21 de fevereiro de 2016

O codinome da rosa: vestígios eróticos na teoria de Umberto Eco

Fonte da imagem: Noticieros Grem


J. Edgar Hoover,  diretor do FBI durante 48 anos e responsável por elevá-lo ao status de principal órgão investigativo norte-americano, foi um convicto e feroz opositor do comunismo. Ele deu um direto de esquerda no homem que amava (Clyde) na primeira vez que ouviu um Eu te amo disparado por ele. Eles eram jovens nessa época.

Pouco antes de morrer, já bastante idoso, Hoover ouviu de Clyde o tanto de mentira e ficção que preenchiam sua autobiografia. Depois disso, Edgar lhe disse que na primeira vez que o conheceu soube que precisaria-confiaria dele-nele pra sempre.

Umberto Eco é considerado, muitas vezes, como um “perseguidor” da cultura massiva, representada por super-heróis, quadrinhos, folhetins. Mas, assim como Edgar Hoover, Eco, por meio de sua reflexão crítica, termina por trazer à luz o amor secreto que sente pelas contradições e paradoxos que habitam a cultura de massa.

Um meio-termo entre a paixão despudorada do alemão Walter Benjamin e a ojeriza deslavada de Adorno: Eco era italiano, mas trouxe para a crítica literária e cultural o equilíbrio insosso, pero eficiente, da escola inglesa, cujo grande exemplo é Charles S. Peirce. Se pudéssemos fazer uma escala de entrega sentimental, teríamos mais ou menos o seguinte:

Benjamin – noite lasciva com a cultura de massa
Adorno – gélido repúdio à cultura de massa
Eco – ternura de um beijo na testa da cultura de massa (a mesma ternura e o mesmo beijo que Edgar Hoover deu em seu amado Clyde por não ter tido coragem de ousar outros gestos de amor mais intensos).
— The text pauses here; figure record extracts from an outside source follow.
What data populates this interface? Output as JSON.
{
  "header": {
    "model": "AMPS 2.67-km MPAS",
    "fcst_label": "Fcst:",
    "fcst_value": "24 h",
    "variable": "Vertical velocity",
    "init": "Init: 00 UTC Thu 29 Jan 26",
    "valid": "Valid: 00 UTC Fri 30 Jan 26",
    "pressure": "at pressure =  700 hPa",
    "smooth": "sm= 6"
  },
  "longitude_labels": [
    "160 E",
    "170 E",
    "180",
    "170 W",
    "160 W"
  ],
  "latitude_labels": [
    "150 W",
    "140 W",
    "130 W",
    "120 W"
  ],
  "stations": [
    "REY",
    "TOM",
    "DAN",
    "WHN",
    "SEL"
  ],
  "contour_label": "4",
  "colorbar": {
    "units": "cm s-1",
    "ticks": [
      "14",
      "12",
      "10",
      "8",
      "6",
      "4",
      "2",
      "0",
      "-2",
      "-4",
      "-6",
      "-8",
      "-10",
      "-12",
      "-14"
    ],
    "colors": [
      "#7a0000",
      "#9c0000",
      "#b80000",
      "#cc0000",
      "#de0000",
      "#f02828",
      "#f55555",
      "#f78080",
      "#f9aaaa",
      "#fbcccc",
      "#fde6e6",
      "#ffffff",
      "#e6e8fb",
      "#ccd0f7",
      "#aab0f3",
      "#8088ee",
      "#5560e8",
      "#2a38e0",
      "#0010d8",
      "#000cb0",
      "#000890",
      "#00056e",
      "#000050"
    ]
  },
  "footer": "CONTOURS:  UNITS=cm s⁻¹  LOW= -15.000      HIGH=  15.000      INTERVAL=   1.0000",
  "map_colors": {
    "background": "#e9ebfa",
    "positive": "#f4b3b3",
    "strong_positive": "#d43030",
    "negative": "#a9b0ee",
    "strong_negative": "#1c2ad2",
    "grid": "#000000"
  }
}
Talvez certamente, a obra de Eco personifique o adiamento do gozo, com seus encadeamentos dotados de uma lógica bela e irretocável. Mas, em todo caso, o filósofo e romancista não consegue disfarçar o prazer de flertar com as duas fasces da cultura de massa: o parasitismo e a promoção. Ele percebe com perspicácia que a cultura erudita e a cultura de massa possuem um vínculo inquebrável e que existe entre elas um tipo de relação que ora tende à cooperação mutualística e ora ao parasitismo.

Essa constatação rompe com a premissa nazista (ou ur-fascista, como melhor reverbera a teoria de Eco) que, até mais da metade do século XX, norteava os estudos da cultura: a ideia de que a cultura era o lugar da pureza e a cultura de massa da mistura degenerada. Na verdade, olhada em retrospecto, toda manifestação da cultura considerada erudita, em algum momento foi vivenciada como cultura de massa. Isso porque, em um dado momento histórico, qualquer expressão cultural é apropriável pelo paradoxo, pelo reducionismo, pelos sincretismos, tendendo à massividade. Do mesmo modo, em outro momento, a massividade é decantada, fazendo com que a expressão cultural se erga envolta pela ordem e hierarquia típicas da chamada cultura erudita. O que Eco fez foi diagnosticar a interação dinâmica entre erudição e massividade no terreno da cultura e como ambas podem flertar com a liberação e com o totalitarismo.

Disso, é possível derivar os dois sentidos dos quais a palavra sincretismo pode se revestir: o de fusão entre expressões culturais díspares como forma de reforçar a inquestionabilidade de mitos de origem; e o sentido de "colmeia de contradições", onde há espaço para que a verdade seja olhada por olhares críticos, em múltiplas perspectivas.

Umberto Eco percebeu que, ao tentar denegrir o massivo, o erudito termina por entregar a paixão secreta que sente por ele e inaugurou uma nova fase nos estudos da cultura e que tenderá a se fortalecer ao longo do século XXI: o estudo de como os opostos necessitam e, de fato, constroem espaços de convívio e de como tiram proveito mútuo do conflito entre eles.

Isso não se restringe aos bens culturais, mas às relações sociais como um todo. É um futuro que se abre para encarar a presença do que é diferente de mim não como um agente estranho que ameaça a homeostase, mas sim como um ponto de mutação, revelador de novas faces de um ecossistema complexo e dinâmico bem distante da noção platônica do ser como entidade perfeita, completa e autossuficiente.


Depois de dizer o que disse ontem, uma nova face do ecossistema do amor se apresentou a mim, com novas espécies de abraços, beijos e fazeres-amor que ainda vou precisar estudar de forma mais minuciosa, com experimentos e trabalho de campo, pra entender melhor.

* Este texto foi revisto e ampliado após a indicação de leitura do amigo Anco Márcio Vieira para o ensaio Ur-Fascismo, escrito por Umberto Eco.